Commenting on the transaction, Donald B. Marron, CEO of Lightyear Capital, said, "We initially invested in CFS as a result of our work in the student lending space and because of the strength of the management team. We are pleased with today's announcement." Mr. Marron is also Chairman of CFS.
The transaction, which is subject to CFS shareholder and regulatory approval, is expected to close in the first quarter of 2006.
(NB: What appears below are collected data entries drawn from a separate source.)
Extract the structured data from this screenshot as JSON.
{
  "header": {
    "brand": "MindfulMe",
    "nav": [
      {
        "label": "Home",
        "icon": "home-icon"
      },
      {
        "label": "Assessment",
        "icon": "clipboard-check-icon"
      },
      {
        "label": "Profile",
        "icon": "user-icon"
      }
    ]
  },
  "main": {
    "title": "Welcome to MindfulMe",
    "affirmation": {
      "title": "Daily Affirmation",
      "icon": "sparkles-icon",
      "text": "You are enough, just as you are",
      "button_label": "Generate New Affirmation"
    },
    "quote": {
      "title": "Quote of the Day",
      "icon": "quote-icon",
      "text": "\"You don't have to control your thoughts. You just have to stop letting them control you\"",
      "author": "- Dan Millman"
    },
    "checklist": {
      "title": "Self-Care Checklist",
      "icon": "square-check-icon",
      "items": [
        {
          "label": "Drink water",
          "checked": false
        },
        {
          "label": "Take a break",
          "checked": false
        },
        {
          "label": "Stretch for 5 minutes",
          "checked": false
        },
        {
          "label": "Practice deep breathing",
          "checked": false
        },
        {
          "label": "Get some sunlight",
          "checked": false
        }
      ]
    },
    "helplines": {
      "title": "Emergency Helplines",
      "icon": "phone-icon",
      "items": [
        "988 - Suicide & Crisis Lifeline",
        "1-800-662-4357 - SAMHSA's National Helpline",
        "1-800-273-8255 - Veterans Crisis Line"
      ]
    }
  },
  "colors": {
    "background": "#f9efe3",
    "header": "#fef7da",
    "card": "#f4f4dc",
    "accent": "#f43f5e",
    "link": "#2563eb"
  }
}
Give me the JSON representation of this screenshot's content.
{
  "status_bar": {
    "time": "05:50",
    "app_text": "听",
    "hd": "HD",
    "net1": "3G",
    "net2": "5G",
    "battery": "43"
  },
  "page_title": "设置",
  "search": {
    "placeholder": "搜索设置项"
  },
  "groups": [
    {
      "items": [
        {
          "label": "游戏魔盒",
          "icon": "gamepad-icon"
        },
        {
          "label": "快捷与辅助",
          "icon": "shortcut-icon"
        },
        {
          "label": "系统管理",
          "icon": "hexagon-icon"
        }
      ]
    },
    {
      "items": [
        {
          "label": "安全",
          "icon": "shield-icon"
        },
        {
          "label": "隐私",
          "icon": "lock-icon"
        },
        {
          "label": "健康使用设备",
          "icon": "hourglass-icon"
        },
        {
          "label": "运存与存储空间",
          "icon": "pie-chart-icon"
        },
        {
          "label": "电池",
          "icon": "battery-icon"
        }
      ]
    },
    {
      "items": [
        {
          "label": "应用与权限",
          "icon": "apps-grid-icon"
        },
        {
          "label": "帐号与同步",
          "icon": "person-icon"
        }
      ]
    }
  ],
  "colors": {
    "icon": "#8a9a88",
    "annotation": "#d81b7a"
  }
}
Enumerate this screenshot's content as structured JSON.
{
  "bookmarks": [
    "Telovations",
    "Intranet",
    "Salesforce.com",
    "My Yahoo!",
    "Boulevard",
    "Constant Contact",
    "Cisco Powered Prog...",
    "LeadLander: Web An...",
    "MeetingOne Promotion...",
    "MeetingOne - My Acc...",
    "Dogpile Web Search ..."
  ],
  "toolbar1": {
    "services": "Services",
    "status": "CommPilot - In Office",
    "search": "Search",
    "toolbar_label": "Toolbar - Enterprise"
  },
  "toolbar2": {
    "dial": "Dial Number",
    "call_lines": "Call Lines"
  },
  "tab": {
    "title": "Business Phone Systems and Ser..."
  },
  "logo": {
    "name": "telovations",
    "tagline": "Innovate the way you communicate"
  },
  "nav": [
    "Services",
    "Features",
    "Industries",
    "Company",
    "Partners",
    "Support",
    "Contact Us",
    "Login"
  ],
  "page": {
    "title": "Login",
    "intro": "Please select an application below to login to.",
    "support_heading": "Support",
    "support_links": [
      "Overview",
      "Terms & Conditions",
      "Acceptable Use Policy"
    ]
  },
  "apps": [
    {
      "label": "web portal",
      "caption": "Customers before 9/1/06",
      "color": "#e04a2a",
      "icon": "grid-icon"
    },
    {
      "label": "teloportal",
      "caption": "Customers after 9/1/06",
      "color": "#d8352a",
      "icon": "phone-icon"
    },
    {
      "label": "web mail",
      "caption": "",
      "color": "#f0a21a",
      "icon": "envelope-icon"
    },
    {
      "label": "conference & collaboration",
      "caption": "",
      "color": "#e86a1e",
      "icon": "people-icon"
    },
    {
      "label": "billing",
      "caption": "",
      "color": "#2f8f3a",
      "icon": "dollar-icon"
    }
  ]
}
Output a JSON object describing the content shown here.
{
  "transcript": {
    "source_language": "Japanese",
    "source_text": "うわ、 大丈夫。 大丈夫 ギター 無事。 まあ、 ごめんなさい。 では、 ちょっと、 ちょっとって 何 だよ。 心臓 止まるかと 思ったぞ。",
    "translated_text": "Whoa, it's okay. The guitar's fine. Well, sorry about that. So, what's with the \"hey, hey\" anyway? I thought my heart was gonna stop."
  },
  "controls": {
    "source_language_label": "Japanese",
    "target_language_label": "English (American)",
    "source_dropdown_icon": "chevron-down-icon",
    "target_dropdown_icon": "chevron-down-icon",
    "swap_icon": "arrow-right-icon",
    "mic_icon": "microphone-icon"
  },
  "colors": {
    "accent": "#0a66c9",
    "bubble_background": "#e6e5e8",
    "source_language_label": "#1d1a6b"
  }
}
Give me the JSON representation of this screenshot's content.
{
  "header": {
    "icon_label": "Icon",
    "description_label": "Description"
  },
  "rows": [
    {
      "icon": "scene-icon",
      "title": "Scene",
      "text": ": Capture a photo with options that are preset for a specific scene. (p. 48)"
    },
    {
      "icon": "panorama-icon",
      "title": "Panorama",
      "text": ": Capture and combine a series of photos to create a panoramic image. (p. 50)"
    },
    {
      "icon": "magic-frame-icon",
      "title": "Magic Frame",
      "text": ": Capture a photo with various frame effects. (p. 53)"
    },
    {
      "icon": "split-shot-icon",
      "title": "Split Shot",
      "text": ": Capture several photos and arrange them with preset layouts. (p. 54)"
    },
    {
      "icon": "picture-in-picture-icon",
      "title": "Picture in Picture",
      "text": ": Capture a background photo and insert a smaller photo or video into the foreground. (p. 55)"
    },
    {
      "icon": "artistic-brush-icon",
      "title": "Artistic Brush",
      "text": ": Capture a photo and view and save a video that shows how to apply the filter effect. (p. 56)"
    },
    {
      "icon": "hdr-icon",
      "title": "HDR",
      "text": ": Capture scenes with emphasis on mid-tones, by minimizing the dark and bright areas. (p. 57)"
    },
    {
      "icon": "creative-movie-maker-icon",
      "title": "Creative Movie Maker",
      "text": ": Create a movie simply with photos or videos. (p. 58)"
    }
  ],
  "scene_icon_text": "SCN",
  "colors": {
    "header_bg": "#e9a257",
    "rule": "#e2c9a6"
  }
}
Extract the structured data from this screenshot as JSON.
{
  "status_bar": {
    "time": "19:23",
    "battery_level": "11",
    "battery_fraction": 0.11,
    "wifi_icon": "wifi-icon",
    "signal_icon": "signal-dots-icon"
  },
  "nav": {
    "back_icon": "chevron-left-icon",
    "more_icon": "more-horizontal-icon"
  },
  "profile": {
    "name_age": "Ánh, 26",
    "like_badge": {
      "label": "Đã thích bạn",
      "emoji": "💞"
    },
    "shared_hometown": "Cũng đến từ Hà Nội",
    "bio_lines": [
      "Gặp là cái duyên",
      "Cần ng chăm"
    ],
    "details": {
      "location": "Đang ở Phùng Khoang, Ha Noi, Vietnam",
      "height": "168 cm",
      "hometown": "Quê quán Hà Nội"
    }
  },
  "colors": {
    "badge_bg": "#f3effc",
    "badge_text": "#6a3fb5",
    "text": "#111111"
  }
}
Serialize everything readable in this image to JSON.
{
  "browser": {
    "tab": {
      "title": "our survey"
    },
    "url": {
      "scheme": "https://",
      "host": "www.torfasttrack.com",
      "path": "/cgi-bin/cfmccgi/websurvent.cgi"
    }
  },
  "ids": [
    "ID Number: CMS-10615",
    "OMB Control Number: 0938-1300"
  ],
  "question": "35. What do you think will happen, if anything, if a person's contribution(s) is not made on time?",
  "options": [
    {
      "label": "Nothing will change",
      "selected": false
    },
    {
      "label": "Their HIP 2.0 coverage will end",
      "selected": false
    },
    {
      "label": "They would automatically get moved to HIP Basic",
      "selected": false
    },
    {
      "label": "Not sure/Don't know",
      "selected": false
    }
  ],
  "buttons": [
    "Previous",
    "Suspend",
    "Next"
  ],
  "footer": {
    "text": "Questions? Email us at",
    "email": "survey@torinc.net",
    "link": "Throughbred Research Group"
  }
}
Lightyear Capital is a private equity investment firm providing buyout and growth capital to companies in the financial services industry. Based in New York, Lightyear manages approximately $2 billion in assets, including The Lightyear Fund, L.P., with investments across the financial services spectrum including brokerage, insurance, leasing, specialty finance, wholesale and consumer banking, and financial technology. Lightyear brings unique strengths and discipline to its investment process, as well as operating, transaction and strategic management experience, along with significant contacts and resources beyond capital. The senior team of professionals has an average of 20 years of financial services-related experience and includes David Glenn, Stewart Gross, Richard Sterne, Donald Marron (the former Chairman and CEO of PaineWebber Group) and Mark Vassallo.
For more information, please visit www.lycap.com.
Important Legal Information
In connection with the proposed merger, Collegiate Funding Services will file a proxy statement with the Securities and Exchange Commission ("SEC"). Before making any voting decision, Collegiate Funding Services' stockholders and investors are urged to read the proxy statement regarding the merger and any other relevant documents carefully in their entirety when they become available because they will contain important information about the proposed merger. The proxy statement and other documents will be available free of charge at the SEC's Web site, www.sec.gov. Stockholders and investors in Collegiate Funding Services will also be able to obtain the proxy statement and other documents free of charge by directing their requests to Collegiate Funding Services, Office of the Corporate Secretary, 1-800-762-6441, ext. 5329.
Collegiate Funding Services and its directors, executive officers and other members of its management and employees may be deemed to be participants in the solicitation of proxies in connection with the proposed merger. Information regarding Collegiate Funding Services' directors and executive officers is available in Collegiate Funding Services' proxy statements and Annual Report on Form 10-K, previously filed with the SEC. Additional information regarding the interests of such potential participants will be included in the proxy statement and the other relevant documents filed with the SEC when they become available.